Tip: Ensure that homeowners or landlord insurance includes substantial liability coverage. If your property is high, consider an umbrella policy.

6. Neglecting Rental or Landlord Insurance

When purchasing real estate for an investment property, don’t think your homeowners policy would take care of your tenants. The standard policy will not cover rental activity and you could find yourself exposed to damage to your property or liability for tenant related issues.

Tip: If you are renting your property, you should purchase landlord insurance. It generally provides coverage for damage to the property itself, loss of rental income, and liability. You should also encourage your tenants to purchase renters insurance to protect their own property against loss.

7. Overlooking Local Risks and Regulations

Insurance needs will vary from place to place and location will affect risks. For example, if you own a beachfront property, the risks will be different than a cabin in the mountains, and in some localities, even require certain amounts of coverage in insurance. Even flood zones may require proof of flood insurance prior to closing on a sale.

Tip: Investigate what local risks there could be and any local laws or requirements. Talk with your insurer about precautions tailored to your coverage based on weather patterns, geography, and building codes.

8. Choosing Price Over Coverage

It is tempting to go with the cheapest option available, especially when you are already pushing your budget to buy the property. However, cheap policies usually have high deductibles, limited coverage, and exclusions that do not cover your investment.

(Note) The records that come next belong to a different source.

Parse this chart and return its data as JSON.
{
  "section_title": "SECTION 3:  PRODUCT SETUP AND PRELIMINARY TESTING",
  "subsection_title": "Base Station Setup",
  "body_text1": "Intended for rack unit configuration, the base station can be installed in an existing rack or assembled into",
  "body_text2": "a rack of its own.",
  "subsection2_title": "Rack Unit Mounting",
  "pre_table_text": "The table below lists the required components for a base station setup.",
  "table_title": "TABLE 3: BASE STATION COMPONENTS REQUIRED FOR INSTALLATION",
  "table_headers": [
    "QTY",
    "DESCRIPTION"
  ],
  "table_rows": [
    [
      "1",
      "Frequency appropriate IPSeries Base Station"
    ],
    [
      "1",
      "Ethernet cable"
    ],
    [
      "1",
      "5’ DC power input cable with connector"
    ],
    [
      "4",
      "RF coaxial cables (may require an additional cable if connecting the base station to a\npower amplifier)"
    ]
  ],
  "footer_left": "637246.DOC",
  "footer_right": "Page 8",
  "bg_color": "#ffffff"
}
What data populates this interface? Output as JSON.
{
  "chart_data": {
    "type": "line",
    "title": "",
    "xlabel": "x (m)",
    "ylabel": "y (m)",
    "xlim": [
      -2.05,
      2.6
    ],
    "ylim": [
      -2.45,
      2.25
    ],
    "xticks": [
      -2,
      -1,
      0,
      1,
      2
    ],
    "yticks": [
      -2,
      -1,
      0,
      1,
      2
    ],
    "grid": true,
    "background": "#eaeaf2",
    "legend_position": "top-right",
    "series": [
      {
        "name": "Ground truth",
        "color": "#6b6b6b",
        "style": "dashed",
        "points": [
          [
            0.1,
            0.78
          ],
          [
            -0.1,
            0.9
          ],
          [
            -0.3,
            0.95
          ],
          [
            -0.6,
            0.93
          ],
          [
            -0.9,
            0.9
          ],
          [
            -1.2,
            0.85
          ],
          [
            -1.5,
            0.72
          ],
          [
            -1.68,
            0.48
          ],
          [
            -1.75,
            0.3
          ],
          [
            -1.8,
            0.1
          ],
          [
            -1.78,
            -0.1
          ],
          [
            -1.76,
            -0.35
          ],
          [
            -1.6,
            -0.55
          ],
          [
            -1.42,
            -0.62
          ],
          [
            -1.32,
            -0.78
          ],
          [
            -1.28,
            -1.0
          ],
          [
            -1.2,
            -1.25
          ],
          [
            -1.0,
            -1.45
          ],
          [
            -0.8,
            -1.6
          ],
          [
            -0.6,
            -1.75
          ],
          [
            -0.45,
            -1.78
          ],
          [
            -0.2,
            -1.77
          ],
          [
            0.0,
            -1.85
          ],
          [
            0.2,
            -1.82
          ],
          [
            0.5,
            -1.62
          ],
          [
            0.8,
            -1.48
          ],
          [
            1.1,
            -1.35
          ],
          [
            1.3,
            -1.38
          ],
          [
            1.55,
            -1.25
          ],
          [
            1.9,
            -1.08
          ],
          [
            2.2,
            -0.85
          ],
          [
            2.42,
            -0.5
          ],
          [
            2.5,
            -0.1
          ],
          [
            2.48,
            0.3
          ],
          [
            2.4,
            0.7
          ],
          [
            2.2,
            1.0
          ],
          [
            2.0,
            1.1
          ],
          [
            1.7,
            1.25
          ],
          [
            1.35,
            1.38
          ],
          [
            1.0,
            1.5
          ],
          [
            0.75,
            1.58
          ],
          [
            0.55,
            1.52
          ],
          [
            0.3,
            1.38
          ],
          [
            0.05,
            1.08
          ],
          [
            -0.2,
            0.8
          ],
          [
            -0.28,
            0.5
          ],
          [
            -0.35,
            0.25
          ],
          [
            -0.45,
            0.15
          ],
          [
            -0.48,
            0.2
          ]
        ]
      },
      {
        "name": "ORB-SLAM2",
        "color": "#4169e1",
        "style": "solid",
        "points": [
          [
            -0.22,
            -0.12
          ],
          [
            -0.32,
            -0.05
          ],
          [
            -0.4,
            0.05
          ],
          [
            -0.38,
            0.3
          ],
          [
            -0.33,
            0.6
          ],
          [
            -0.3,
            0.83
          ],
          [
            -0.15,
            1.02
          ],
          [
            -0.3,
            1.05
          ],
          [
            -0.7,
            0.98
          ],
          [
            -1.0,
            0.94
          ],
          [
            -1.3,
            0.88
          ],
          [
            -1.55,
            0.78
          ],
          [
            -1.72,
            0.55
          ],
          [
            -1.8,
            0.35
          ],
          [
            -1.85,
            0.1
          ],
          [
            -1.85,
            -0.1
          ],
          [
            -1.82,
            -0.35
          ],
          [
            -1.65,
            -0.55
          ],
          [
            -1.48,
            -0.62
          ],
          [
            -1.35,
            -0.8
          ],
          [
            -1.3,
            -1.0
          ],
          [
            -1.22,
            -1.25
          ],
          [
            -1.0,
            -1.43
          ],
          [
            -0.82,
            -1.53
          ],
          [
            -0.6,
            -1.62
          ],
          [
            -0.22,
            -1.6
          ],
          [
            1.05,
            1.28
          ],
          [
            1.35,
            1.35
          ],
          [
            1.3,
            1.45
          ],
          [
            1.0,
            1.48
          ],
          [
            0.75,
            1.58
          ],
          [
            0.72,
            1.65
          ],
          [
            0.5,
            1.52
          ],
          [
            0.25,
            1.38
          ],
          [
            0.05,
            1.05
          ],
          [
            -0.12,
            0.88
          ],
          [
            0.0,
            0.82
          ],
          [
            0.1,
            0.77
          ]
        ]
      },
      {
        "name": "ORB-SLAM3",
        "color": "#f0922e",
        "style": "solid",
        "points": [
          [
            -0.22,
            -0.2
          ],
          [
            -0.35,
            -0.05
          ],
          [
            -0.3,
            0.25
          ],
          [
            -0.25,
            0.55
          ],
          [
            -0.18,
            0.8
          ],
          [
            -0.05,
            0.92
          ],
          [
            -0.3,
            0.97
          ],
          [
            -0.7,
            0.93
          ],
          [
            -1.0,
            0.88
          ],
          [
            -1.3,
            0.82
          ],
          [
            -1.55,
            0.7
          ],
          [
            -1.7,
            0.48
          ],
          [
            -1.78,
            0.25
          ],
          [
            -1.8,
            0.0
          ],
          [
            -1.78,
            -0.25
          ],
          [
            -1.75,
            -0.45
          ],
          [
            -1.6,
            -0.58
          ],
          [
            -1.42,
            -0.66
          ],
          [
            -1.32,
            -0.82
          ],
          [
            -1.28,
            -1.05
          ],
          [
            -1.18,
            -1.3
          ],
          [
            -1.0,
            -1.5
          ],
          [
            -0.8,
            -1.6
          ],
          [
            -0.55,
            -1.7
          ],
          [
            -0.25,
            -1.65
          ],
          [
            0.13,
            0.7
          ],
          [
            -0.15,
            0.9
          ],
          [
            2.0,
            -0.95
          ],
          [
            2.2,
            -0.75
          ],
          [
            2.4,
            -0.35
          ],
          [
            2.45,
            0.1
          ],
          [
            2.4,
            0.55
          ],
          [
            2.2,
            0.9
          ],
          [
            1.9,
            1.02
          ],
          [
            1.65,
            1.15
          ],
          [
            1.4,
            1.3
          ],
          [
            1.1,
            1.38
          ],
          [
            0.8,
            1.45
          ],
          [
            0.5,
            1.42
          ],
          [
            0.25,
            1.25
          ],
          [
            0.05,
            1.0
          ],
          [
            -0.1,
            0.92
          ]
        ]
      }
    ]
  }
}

Tip: Don’t just look at the premium you will pay for the coverage. Try to figure out what the policies cover and determine the value of the policies, not just the price. It is worth paying

9. Not Updating Coverage Over Time

Insurance is not a one-and-done process. As property values rise, renovations are made, or new risks emerge, your insurance needs will change. Yet many homeowners never update their coverage after purchase.

Tip: Review your insurance annually. Update your policy if you’ve renovated, added new structures, or purchased expensive items that increase the value of your property.

Conclusion

Insurance may not be the most exciting part of buying real estate, but it’s one of the most important. Avoiding common mistakes like underinsuring your property, skipping title insurance, or overlooking natural disaster coverage can make the difference between financial security and financial ruin.

To recap, the biggest mistakes to avoid are:

1. Waiting too long to shop for insurance.

2. Assuming standard policies cover everything.

3. Skipping title insurance.

4. Underinsuring based on market value.

5. Forgetting liability protection.

6. Using the wrong policy for rentals.

7. Ignoring local risks and laws.

8. Choosing the cheapest policy over the best coverage.

9. Failing to update your policy over time.

Real estate is a valuable asset. By taking insurance seriously from the start, you’ll not only protect your property but also safeguard your financial future.